Thurrott continues, however, with a mixed bag:

If you happen to use one of the few supported sync partners, you're in luck. If you don't, you're screwed, and even more so when you realize that because Apple won't allow third party developers to extend the iPhone's capabilities in any way, there's no way that anyone outside Apple can ever add this support.

He's right that it's a bummer that Apple hasn't allowed outside developers into the iPhone, but opening up synching to comparatively obscure 3rd party services and apps like Thunderbird or Facebook has never been the strong point of any other mobile phone OS in the position to do so. Microsoft's ActiveSync platform is certainly open to 3rd parties who are willing and able to built support for compatible apps, but Thurrott is making it sound like the iPhone is the first phone to not sync with these other services out of the box, and that simply isn't true. Apple, Microsoft and BlackBerry can broaden the scope and power of their mobile phone OSes only so far before extra features and compatibility begin to drag down reliability, security and the overall experience of a device. With something as complex as a mobile phone, you simply can't have everything just yet.

To his credit, Thurrott is pretty positive throughout the rest of this segment of the review series.
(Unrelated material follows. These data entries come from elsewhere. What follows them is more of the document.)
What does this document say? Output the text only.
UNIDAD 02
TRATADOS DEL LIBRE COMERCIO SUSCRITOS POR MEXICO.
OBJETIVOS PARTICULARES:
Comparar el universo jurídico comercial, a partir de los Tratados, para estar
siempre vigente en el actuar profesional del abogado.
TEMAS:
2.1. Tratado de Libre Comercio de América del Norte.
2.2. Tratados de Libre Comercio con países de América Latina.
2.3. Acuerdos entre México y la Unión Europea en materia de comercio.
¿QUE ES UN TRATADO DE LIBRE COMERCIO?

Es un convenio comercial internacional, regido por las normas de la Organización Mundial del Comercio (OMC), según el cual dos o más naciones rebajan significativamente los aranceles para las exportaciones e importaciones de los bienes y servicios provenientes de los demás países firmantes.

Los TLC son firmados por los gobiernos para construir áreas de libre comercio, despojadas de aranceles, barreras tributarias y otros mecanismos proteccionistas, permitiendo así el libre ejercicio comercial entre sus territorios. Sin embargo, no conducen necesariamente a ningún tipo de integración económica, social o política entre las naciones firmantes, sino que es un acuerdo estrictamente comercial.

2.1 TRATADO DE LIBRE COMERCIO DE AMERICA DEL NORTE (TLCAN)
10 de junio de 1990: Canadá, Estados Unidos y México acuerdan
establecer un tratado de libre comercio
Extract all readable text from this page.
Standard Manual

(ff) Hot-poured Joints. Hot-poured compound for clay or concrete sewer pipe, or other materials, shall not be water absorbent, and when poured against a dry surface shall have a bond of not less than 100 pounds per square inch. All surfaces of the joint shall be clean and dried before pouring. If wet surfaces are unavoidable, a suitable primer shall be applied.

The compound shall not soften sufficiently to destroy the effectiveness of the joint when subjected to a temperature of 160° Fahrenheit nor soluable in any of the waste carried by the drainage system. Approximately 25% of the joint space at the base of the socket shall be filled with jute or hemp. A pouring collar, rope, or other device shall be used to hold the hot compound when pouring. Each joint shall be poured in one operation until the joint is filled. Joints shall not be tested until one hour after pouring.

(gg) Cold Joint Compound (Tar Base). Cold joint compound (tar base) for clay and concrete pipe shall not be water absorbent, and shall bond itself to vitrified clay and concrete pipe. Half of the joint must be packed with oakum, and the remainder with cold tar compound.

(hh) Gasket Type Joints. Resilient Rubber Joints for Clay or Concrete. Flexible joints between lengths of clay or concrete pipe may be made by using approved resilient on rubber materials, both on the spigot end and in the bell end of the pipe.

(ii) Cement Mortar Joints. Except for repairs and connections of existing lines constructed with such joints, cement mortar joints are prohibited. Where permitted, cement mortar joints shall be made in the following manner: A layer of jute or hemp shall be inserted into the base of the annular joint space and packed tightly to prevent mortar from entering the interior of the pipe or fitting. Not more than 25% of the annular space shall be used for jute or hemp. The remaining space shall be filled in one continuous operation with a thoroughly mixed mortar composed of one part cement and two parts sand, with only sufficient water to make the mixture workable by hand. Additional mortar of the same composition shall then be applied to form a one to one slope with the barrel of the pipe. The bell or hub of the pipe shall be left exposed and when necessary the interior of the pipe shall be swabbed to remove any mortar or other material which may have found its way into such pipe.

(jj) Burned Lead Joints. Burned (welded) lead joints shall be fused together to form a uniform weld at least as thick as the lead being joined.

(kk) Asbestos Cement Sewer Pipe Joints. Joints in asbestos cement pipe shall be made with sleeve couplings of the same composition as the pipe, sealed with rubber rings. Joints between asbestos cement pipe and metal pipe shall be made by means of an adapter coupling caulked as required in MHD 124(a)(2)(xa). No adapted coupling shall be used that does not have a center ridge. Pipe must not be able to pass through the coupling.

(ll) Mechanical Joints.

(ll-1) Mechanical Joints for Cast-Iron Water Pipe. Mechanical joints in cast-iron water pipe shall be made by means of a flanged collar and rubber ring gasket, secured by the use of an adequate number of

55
He praises the iPhone's abilities as a phone and pats Apple on the back for truly innovating some of the fundamental grievances the iPhone solves, such as Visual Voicemail and the generally refreshing phone UI. While I agree with his and everyone else's gripes about the lack of 3rd party app support, beating that particular drum is already getting old. By now I would imagine that Apple has at least some idea that, oh I dunno, maybe a few of us would like to see 3rd party apps sooner or later, but skewing innovative features into a ding against the iPhone isn't the way to get Apple to open it up.